预想中的回应并没有如设想般响起, 门外的人沉默了下去。
沉默持续了足有十几秒,久到江舸都快要以为对方是不是离开了,又或者是自己漏听了回答, 心中不由地开始打起鼓来。
他和曲俊杰不熟, 这么突然拜托他去接曲俊杰……好像确实不太合适?
终于, 何南雪的声音再一次传来。
“现在观众开始入场了,会场人很多,曲水如果不是跟着战队入场, 应该也已经入坐席了。要从观众席过来,恐怕不太容易, ”他语气温缓,徐徐地分析着,“被观众认出是一回事, 以观众的身份,也不太好到后台来。”
陈述完毕,他才仿佛不解地提问:“前辈, 你找他是有什么要事吗?”
冷静的话语给宛如沁凉的流水, 把江舸有点飘忽的思绪给重新按回了躯壳。
他有些哑然。
是啊, 沾雪说得对。
怎么就忘了,陆秋他们要打比赛,过来不方便,但曲俊杰也不方便啊,他也有自己的事要做。
虽然江舸知道,自己一个电话一条消息过去, 曲俊杰绝对会过来,可就这么丢下未来的合作伙伴在那里,这次的合作即便不告吹, 对方对他们的印象分也会大打折扣。
又不是什么大事,他说白了现在就是一个全职主播而已,既不用上场比赛也不用出场开幕仪式,为了他,让曲俊杰难做,不应该。
江舸闭了闭眼,繁冗的情绪在心中勾勾缠缠,渐渐凝成一柄刺,转向了自己。
他不能再拖累他们任何一个人了。
“也没什么事……”
江舸掐了掐自己手心,充斥感官的信息素味道让他有些反胃,哪怕它是属于自己的。
且正因如此,这股反胃才愈发明晰,愈演愈烈。
组织了一下语言,放弃。
“确实没什么事,”他重复道,咬字比刚刚要更加清晰,仿佛在陈述一件事实,继而又道,“今天多谢你了,你也快点去准备吧。”
沉默再度来袭。
但这一次,江舸没有半分忐忑。
不料,何南雪的回应却来得很快。
“前辈。”江舸听到他喊。
“你的信息素不太稳定,”何南雪的语气带着温煦的安抚,和些微几近于无的叹息,“这么让我离开,我没办法放心……我们约定过会为对方保密,所以,”
他的声音似乎靠得更近了一些,嗓音也放轻了很多:“可以打开门,让我看看你的状态吗?”
江舸怔怔回转过身,看向门板。
约定过为彼此保密。
沾雪在这时候说这件事,是在暗示他,他知道他的情况,所以不用隐藏?
因为约定过,所以,你知道我的秘密,我也知道你的秘密,在这件事上,我们可以给予对方信任?
他们虽然还不算太熟,但在这件事上,也算是拥有共同秘密的伙伴了,如果哪天联盟对第二性别的统计不再松散,决定来一次严格的重审大清洗,那他俩这伙伴关系都可以荣升“共犯”了——知情不报,帮忙隐瞒那种。
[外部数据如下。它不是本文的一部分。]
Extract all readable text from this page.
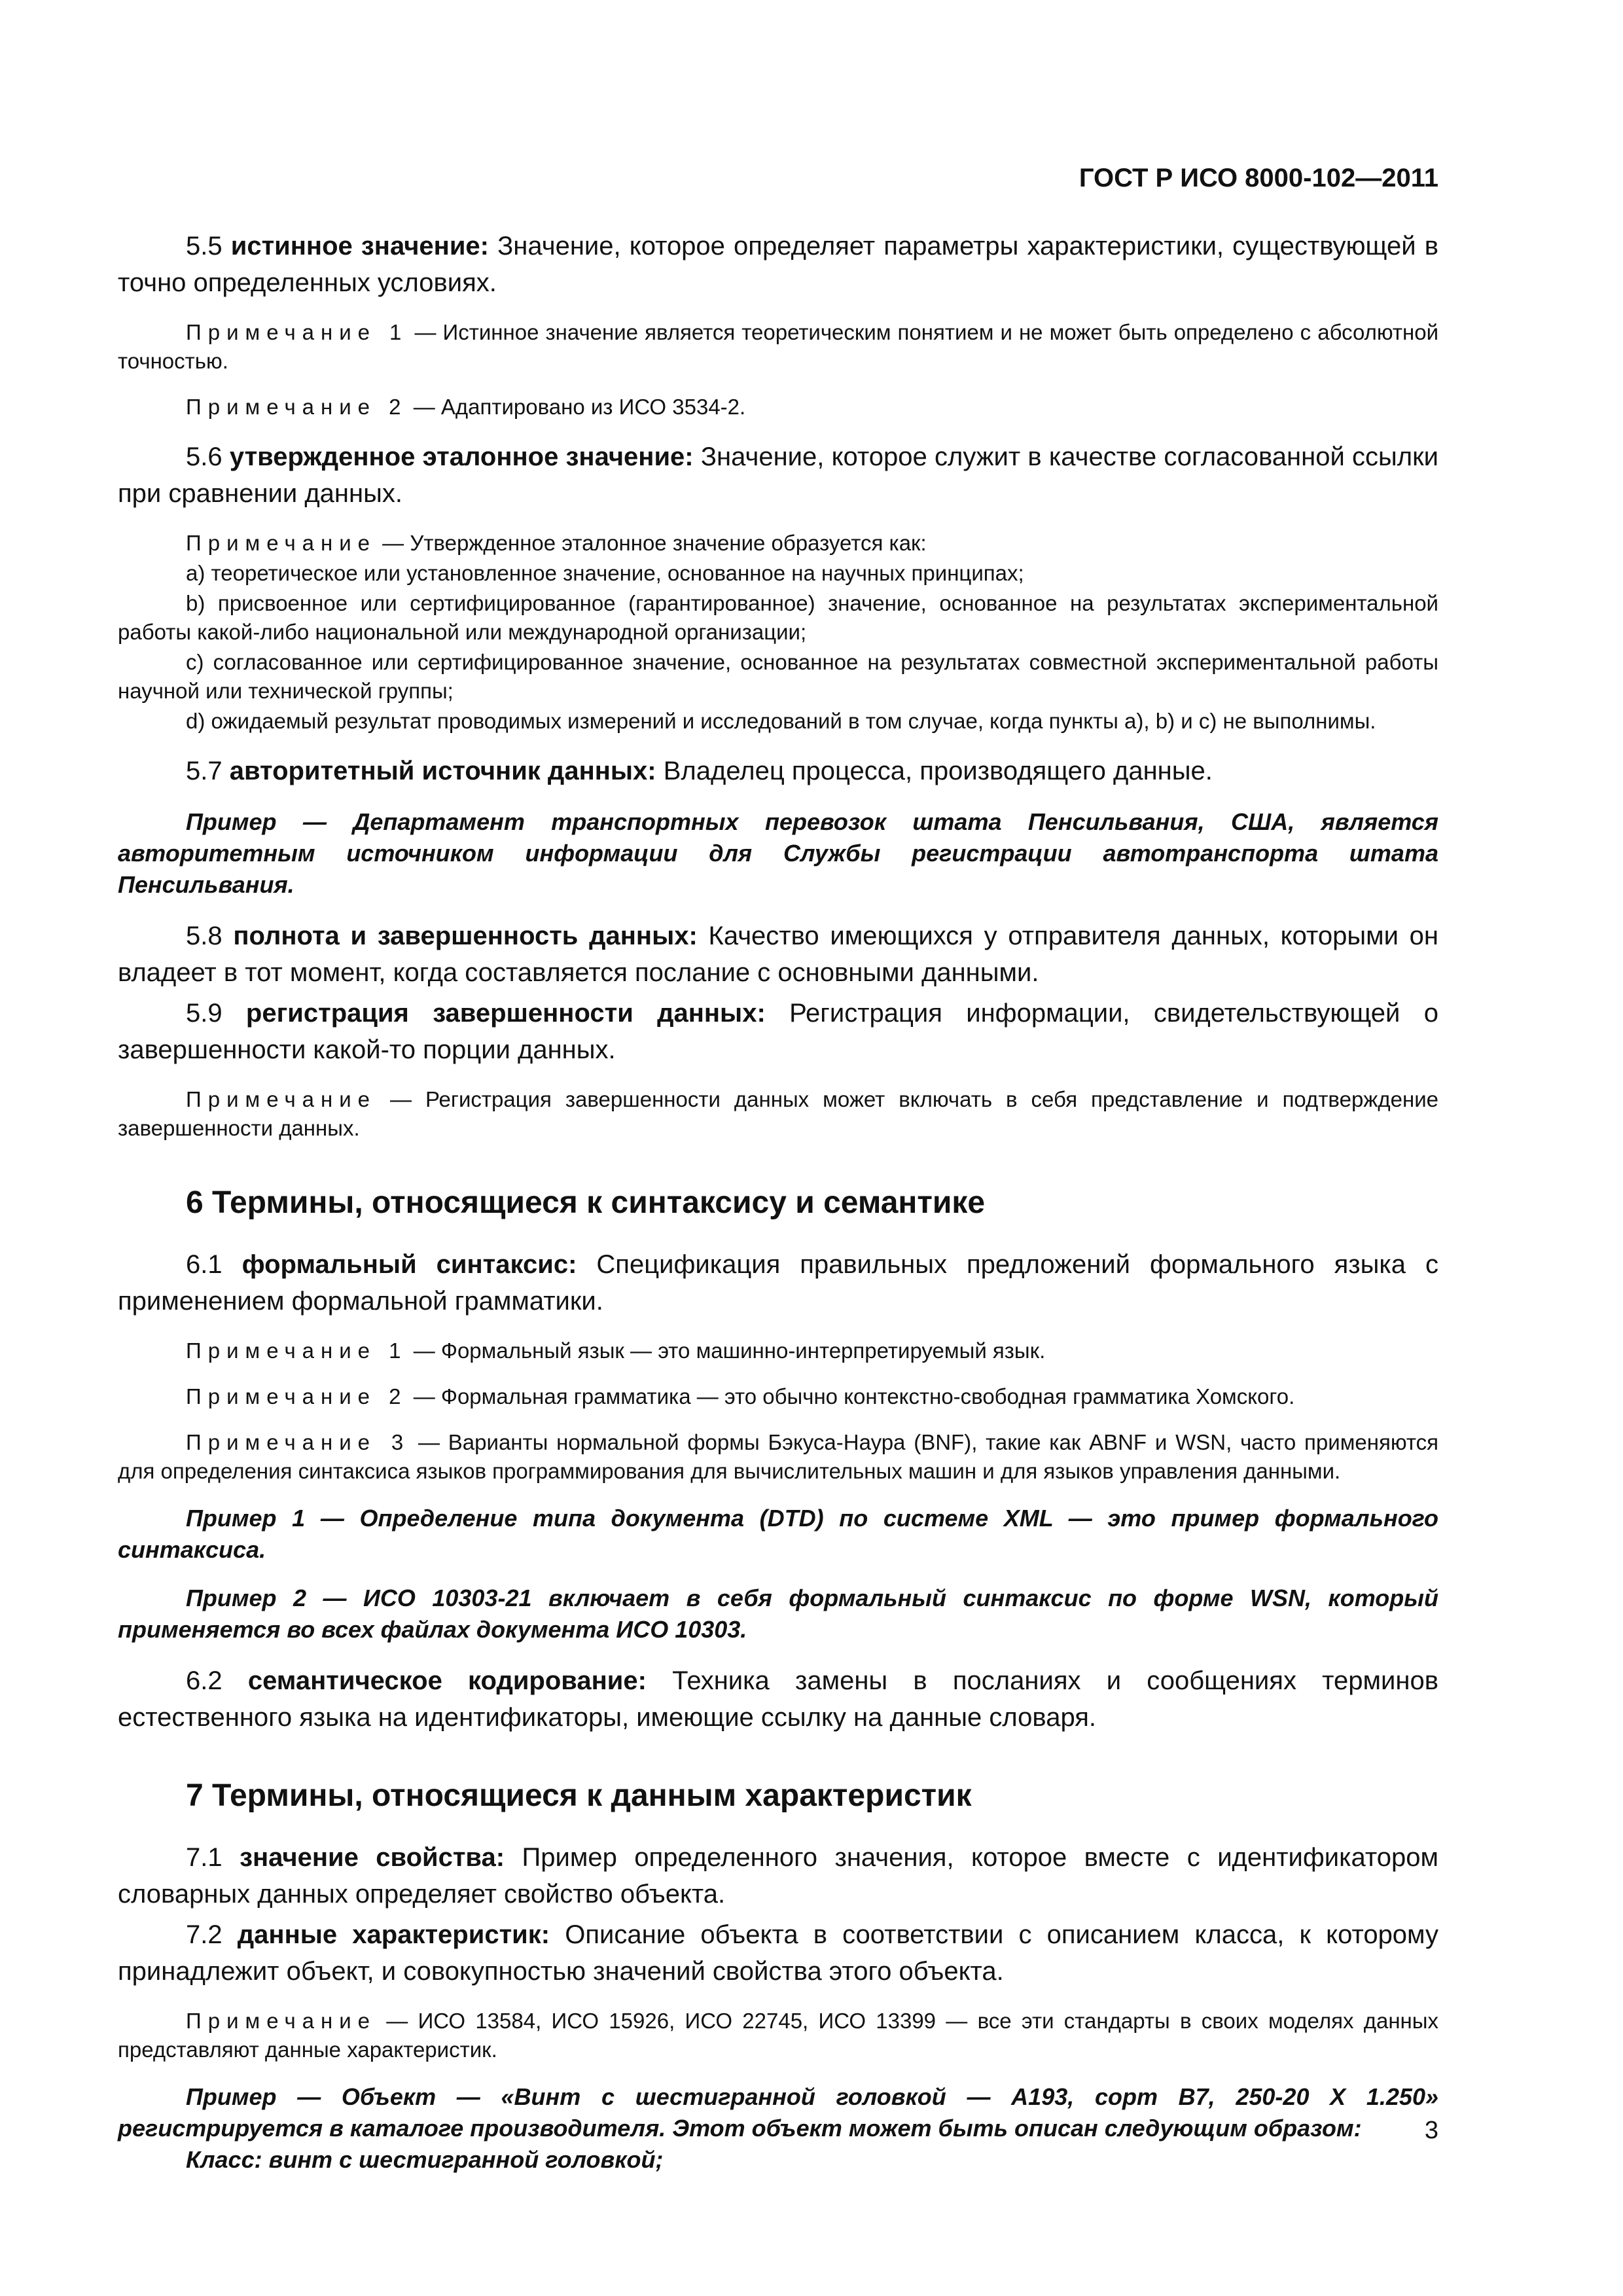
ГОСТ Р ИСО 8000-102—2011

5.5 истинное значение: Значение, которое определяет параметры характеристики, существующей в точно определенных условиях.

Примечание 1 — Истинное значение является теоретическим понятием и не может быть определено с абсолютной точностью.

Примечание 2 — Адаптировано из ИСО 3534-2.

5.6 утвержденное эталонное значение: Значение, которое служит в качестве согласованной ссылки при сравнении данных.

Примечание — Утвержденное эталонное значение образуется как:

a) теоретическое или установленное значение, основанное на научных принципах;

b) присвоенное или сертифицированное (гарантированное) значение, основанное на результатах экспериментальной работы какой-либо национальной или международной организации;

c) согласованное или сертифицированное значение, основанное на результатах совместной экспериментальной работы научной или технической группы;

d) ожидаемый результат проводимых измерений и исследований в том случае, когда пункты a), b) и c) не выполнимы.

5.7 авторитетный источник данных: Владелец процесса, производящего данные.

Пример — Департамент транспортных перевозок штата Пенсильвания, США, является авторитетным источником информации для Службы регистрации автотранспорта штата Пенсильвания.

5.8 полнота и завершенность данных: Качество имеющихся у отправителя данных, которыми он владеет в тот момент, когда составляется послание с основными данными.

5.9 регистрация завершенности данных: Регистрация информации, свидетельствующей о завершенности какой-то порции данных.

Примечание — Регистрация завершенности данных может включать в себя представление и подтверждение завершенности данных.

6 Термины, относящиеся к синтаксису и семантике

6.1 формальный синтаксис: Спецификация правильных предложений формального языка с применением формальной грамматики.

Примечание 1 — Формальный язык — это машинно-интерпретируемый язык.

Примечание 2 — Формальная грамматика — это обычно контекстно-свободная грамматика Хомского.

Примечание 3 — Варианты нормальной формы Бэкуса-Наура (BNF), такие как ABNF и WSN, часто применяются для определения синтаксиса языков программирования для вычислительных машин и для языков управления данными.

Пример 1 — Определение типа документа (DTD) по системе XML — это пример формального синтаксиса.

Пример 2 — ИСО 10303-21 включает в себя формальный синтаксис по форме WSN, который применяется во всех файлах документа ИСО 10303.

6.2 семантическое кодирование: Техника замены в посланиях и сообщениях терминов естественного языка на идентификаторы, имеющие ссылку на данные словаря.

7 Термины, относящиеся к данным характеристик

7.1 значение свойства: Пример определенного значения, которое вместе с идентификатором словарных данных определяет свойство объекта.

7.2 данные характеристик: Описание объекта в соответствии с описанием класса, к которому принадлежит объект, и совокупностью значений свойства этого объекта.

Примечание — ИСО 13584, ИСО 15926, ИСО 22745, ИСО 13399 — все эти стандарты в своих моделях данных представляют данные характеристик.

Пример — Объект — «Винт с шестигранной головкой — А193, сорт В7, 250-20 X 1.250» регистрируется в каталоге производителя. Этот объект может быть описан следующим образом:

Класс: винт с шестигранной головкой;

3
江舸被自己不合时宜的发散逗乐,有些低沉的情绪荡去不少,他视线落在门锁上,短暂犹豫了片刻。
何南雪的声音适时响起:“前辈,时间不早了,我队友估计在找我了。”
江舸听懂了言下之意——如果再磨蹭着浪费时间,就要耽误他之后的正事了。
江舸心一横,打开了门锁。
随着隔间门被打开,封闭狭窄空间内的空气再度流通起来,一股脑涌向更宽广的空间。
何南雪站在门口,被铺天盖地的清苦气罩了满身。
他神经猛地绷紧,旋即,在刻意的控制下,渐渐又舒缓开来。
把还没表露出来就被压下的攻击性掐断,何南雪抬眼,看向隔间里。
江舸单臂横在身侧依靠在一侧墙上,额发湿了许多,神情间隐忍之色难掩,伴随着挥之不去的疲惫,整个人看起来像是水里滤过一遭,说句狼狈也不为过。
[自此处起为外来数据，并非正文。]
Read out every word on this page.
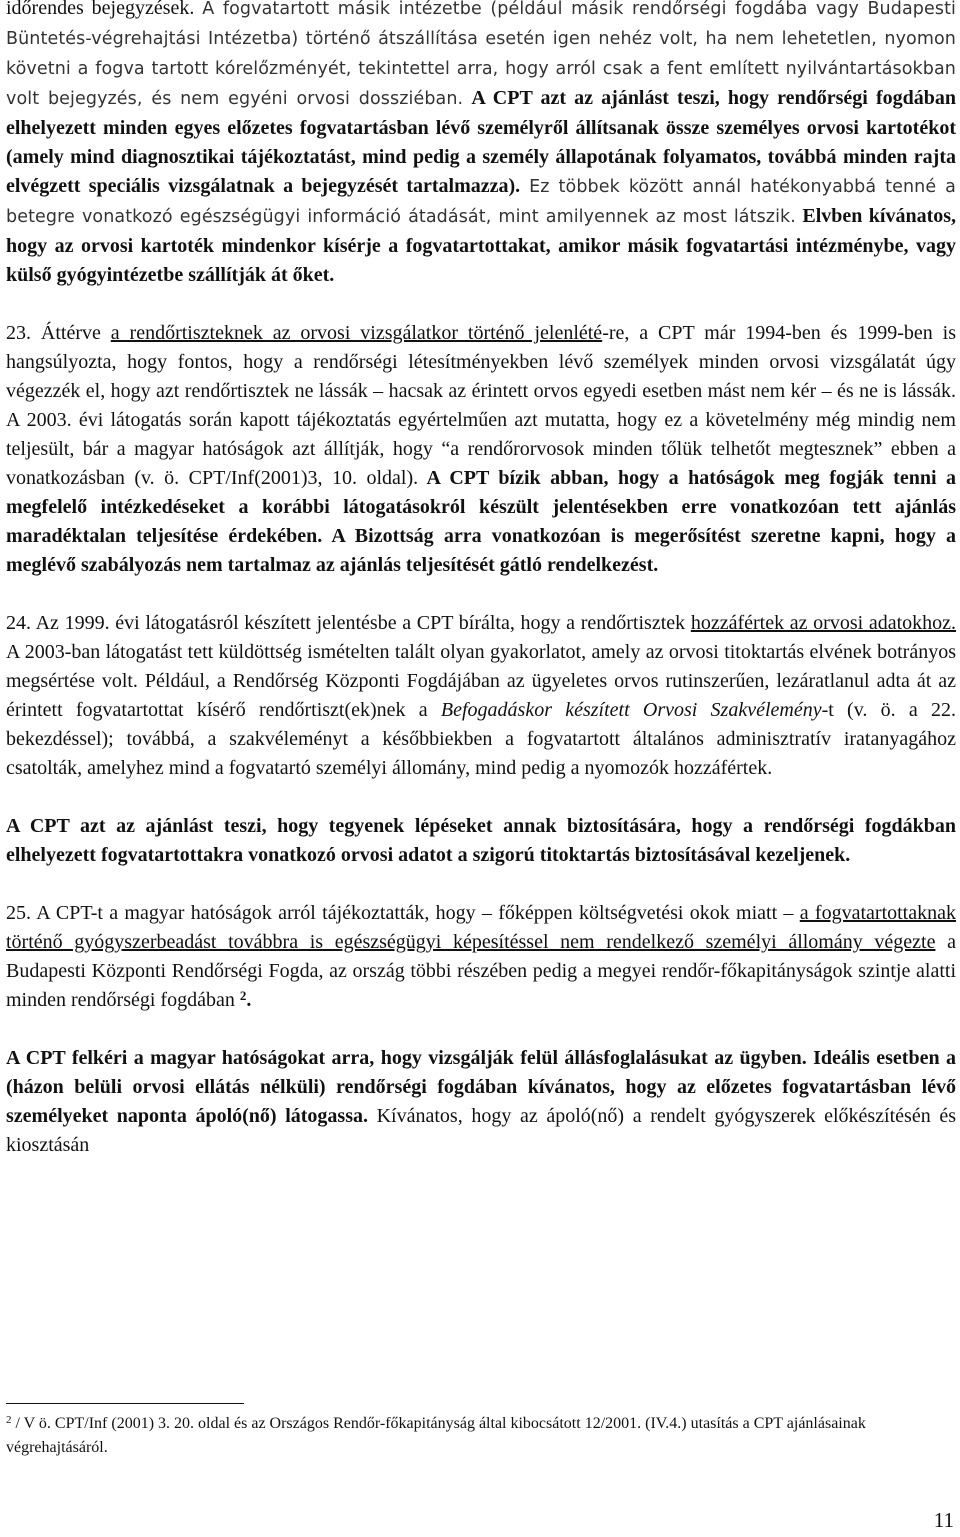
időrendes bejegyzések. A fogvatartott másik intézetbe (például másik rendőrségi fogdába vagy Budapesti Büntetés-végrehajtási Intézetba) történő átszállítása esetén igen nehéz volt, ha nem lehetetlen, nyomon követni a fogva tartott kórelőzményét, tekintettel arra, hogy arról csak a fent említett nyilvántartásokban volt bejegyzés, és nem egyéni orvosi dossziéban. A CPT azt az ajánlást teszi, hogy rendőrségi fogdában elhelyezett minden egyes előzetes fogvatartásban lévő személyről állítsanak össze személyes orvosi kartotékot (amely mind diagnosztikai tájékoztatást, mind pedig a személy állapotának folyamatos, továbbá minden rajta elvégzett speciális vizsgálatnak a bejegyzését tartalmazza). Ez többek között annál hatékonyabbá tenné a betegre vonatkozó egészségügyi információ átadását, mint amilyennek az most látszik. Elvben kívánatos, hogy az orvosi kartoték mindenkor kísérje a fogvatartottakat, amikor másik fogvatartási intézménybe, vagy külső gyógyintézetbe szállítják át őket.

23. Áttérve a rendőrtiszteknek az orvosi vizsgálatkor történő jelenlété-re, a CPT már 1994-ben és 1999-ben is hangsúlyozta, hogy fontos, hogy a rendőrségi létesítményekben lévő személyek minden orvosi vizsgálatát úgy végezzék el, hogy azt rendőrtisztek ne lássák – hacsak az érintett orvos egyedi esetben mást nem kér – és ne is lássák. A 2003. évi látogatás során kapott tájékoztatás egyértelműen azt mutatta, hogy ez a követelmény még mindig nem teljesült, bár a magyar hatóságok azt állítják, hogy “a rendőrorvosok minden tőlük telhetőt megtesznek” ebben a vonatkozásban (v. ö. CPT/Inf(2001)3, 10. oldal). A CPT bízik abban, hogy a hatóságok meg fogják tenni a megfelelő intézkedéseket a korábbi látogatásokról készült jelentésekben erre vonatkozóan tett ajánlás maradéktalan teljesítése érdekében. A Bizottság arra vonatkozóan is megerősítést szeretne kapni, hogy a meglévő szabályozás nem tartalmaz az ajánlás teljesítését gátló rendelkezést.

24. Az 1999. évi látogatásról készített jelentésbe a CPT bírálta, hogy a rendőrtisztek hozzáfértek az orvosi adatokhoz. A 2003-ban látogatást tett küldöttség ismételten talált olyan gyakorlatot, amely az orvosi titoktartás elvének botrányos megsértése volt. Például, a Rendőrség Központi Fogdájában az ügyeletes orvos rutinszerűen, lezáratlanul adta át az érintett fogvatartottat kísérő rendőrtiszt(ek)nek a Befogadáskor készített Orvosi Szakvélemény-t (v. ö. a 22. bekezdéssel); továbbá, a szakvéleményt a későbbiekben a fogvatartott általános adminisztratív iratanyagához csatolták, amelyhez mind a fogvatartó személyi állomány, mind pedig a nyomozók hozzáfértek.

A CPT azt az ajánlást teszi, hogy tegyenek lépéseket annak biztosítására, hogy a rendőrségi fogdákban elhelyezett fogvatartottakra vonatkozó orvosi adatot a szigorú titoktartás biztosításával kezeljenek.

25. A CPT-t a magyar hatóságok arról tájékoztatták, hogy – főképpen költségvetési okok miatt – a fogvatartottaknak történő gyógyszerbeadást továbbra is egészségügyi képesítéssel nem rendelkező személyi állomány végezte a Budapesti Központi Rendőrségi Fogda, az ország többi részében pedig a megyei rendőr-főkapitányságok szintje alatti minden rendőrségi fogdában $^2$.

A CPT felkéri a magyar hatóságokat arra, hogy vizsgálják felül állásfoglalásukat az ügyben. Ideális esetben a (házon belüli orvosi ellátás nélküli) rendőrségi fogdában kívánatos, hogy az előzetes fogvatartásban lévő személyeket naponta ápoló(nő) látogassa. Kívánatos, hogy az ápoló(nő) a rendelt gyógyszerek előkészítésén és kiosztásán

$^2$ / V ö. CPT/Inf (2001) 3. 20. oldal és az Országos Rendőr-főkapitányság által kibocsátott 12/2001. (IV.4.) utasítás a CPT ajánlásainak végrehajtásáról.
11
见到他,江舸看起来还想露个轻松的笑出来,但抿了抿嘴,又似乎为当下的情形感到尴尬,到底没笑出来。
何南雪心脏像是被一只无形的手抓住,泛起隐秘的痛。
江舸实在有些忐忑。
上一次两人相遇是在他不太清醒、何南雪又在全力伪装beta的情况下,两方各有各的情况和顾虑,所以才阴差阳错鬼使神差莫名其妙地有了交集。
但这一次,他是清醒的,也很清楚对方是Alpha。
一个Alpha,在自己信息素不稳定的时候邀请另一个Alpha来帮忙查看情况,怎么想都是在挑衅吧?
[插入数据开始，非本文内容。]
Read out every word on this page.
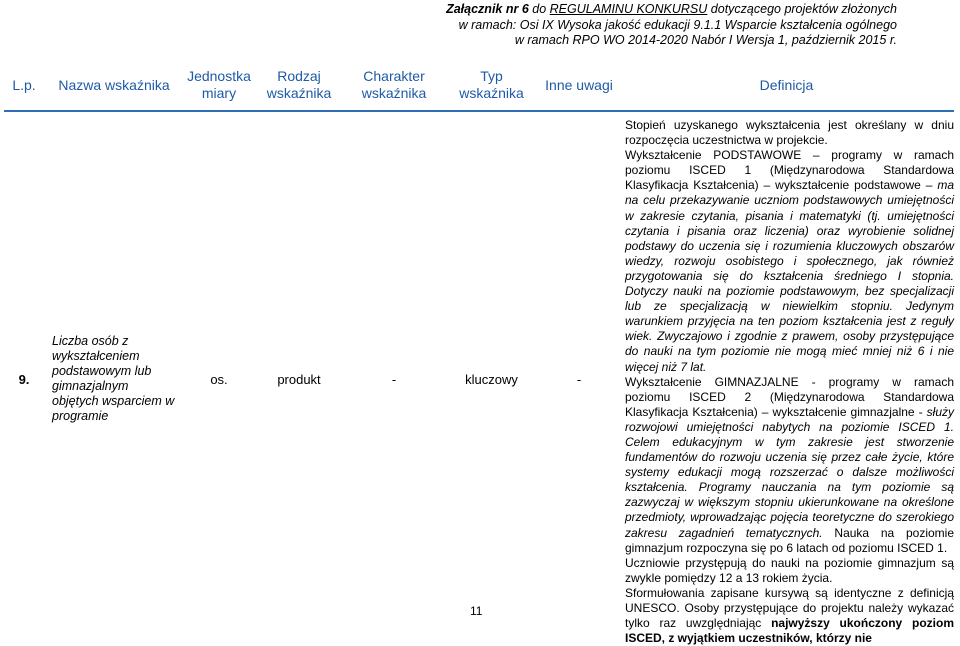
Załącznik nr 6 do REGULAMINU KONKURSU dotyczącego projektów złożonych
w ramach: Osi IX Wysoka jakość edukacji 9.1.1 Wsparcie kształcenia ogólnego
w ramach RPO WO 2014-2020 Nabór I Wersja 1, październik 2015 r.
L.p.	Nazwa wskaźnika	Jednostka miary	Rodzaj wskaźnika	Charakter wskaźnika	Typ wskaźnika	Inne uwagi	Definicja
9.	Liczba osób z wykształceniem podstawowym lub gimnazjalnym objętych wsparciem w programie	os.	produkt	-	kluczowy	-	Stopień uzyskanego wykształcenia jest określany w dniu rozpoczęcia uczestnictwa w projekcie.

Wykształcenie PODSTAWOWE – programy w ramach poziomu ISCED 1 (Międzynarodowa Standardowa Klasyfikacja Kształcenia) – wykształcenie podstawowe – ma na celu przekazywanie uczniom podstawowych umiejętności w zakresie czytania, pisania i matematyki (tj. umiejętności czytania i pisania oraz liczenia) oraz wyrobienie solidnej podstawy do uczenia się i rozumienia kluczowych obszarów wiedzy, rozwoju osobistego i społecznego, jak również przygotowania się do kształcenia średniego I stopnia. Dotyczy nauki na poziomie podstawowym, bez specjalizacji lub ze specjalizacją w niewielkim stopniu. Jedynym warunkiem przyjęcia na ten poziom kształcenia jest z reguły wiek. Zwyczajowo i zgodnie z prawem, osoby przystępujące do nauki na tym poziomie nie mogą mieć mniej niż 6 i nie więcej niż 7 lat.

Wykształcenie GIMNAZJALNE - programy w ramach poziomu ISCED 2 (Międzynarodowa Standardowa Klasyfikacja Kształcenia) – wykształcenie gimnazjalne - służy rozwojowi umiejętności nabytych na poziomie ISCED 1. Celem edukacyjnym w tym zakresie jest stworzenie fundamentów do rozwoju uczenia się przez całe życie, które systemy edukacji mogą rozszerzać o dalsze możliwości kształcenia. Programy nauczania na tym poziomie są zazwyczaj w większym stopniu ukierunkowane na określone przedmioty, wprowadzając pojęcia teoretyczne do szerokiego zakresu zagadnień tematycznych. Nauka na poziomie gimnazjum rozpoczyna się po 6 latach od poziomu ISCED 1.

Uczniowie przystępują do nauki na poziomie gimnazjum są zwykle pomiędzy 12 a 13 rokiem życia.

Sformułowania zapisane kursywą są identyczne z definicją UNESCO. Osoby przystępujące do projektu należy wykazać tylko raz uwzględniając najwyższy ukończony poziom ISCED, z wyjątkiem uczestników, którzy nie

11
看何南雪发愣,他也后知后觉地意识到自己决定的草率,不由犹豫踌躇地开口。
“我……呃,确实不太稳定,你要是觉得不舒服,还是离我远——”
他的手腕被人抓住,何南雪一步上前,拉他离开了隔间。
江舸惊得呼吸都停滞了一瞬,人也有些踉跄。
“你……我——”
“旁边有空的休息室,前辈,你需要坐下休息。”何南雪用手臂接住了江舸。
他握着江舸的手腕朝外走去,滚烫的热意自指腹传来,一如他心底翻腾的火。
虽然上次就有猜测,但江舸的情况比他想象中的还差。
一个健康的成年Alpha,不是易感期,信息素怎么可能会不稳定成这个样子。
难道没有好好看过医生、没有调理过吗?
TD到底是怎么照顾他的?
何南雪所说的休息室距离卫生间只有十几米,江舸被带着走,依稀感觉到身边人在生气,但却不明所以,只能茫茫然地跟着。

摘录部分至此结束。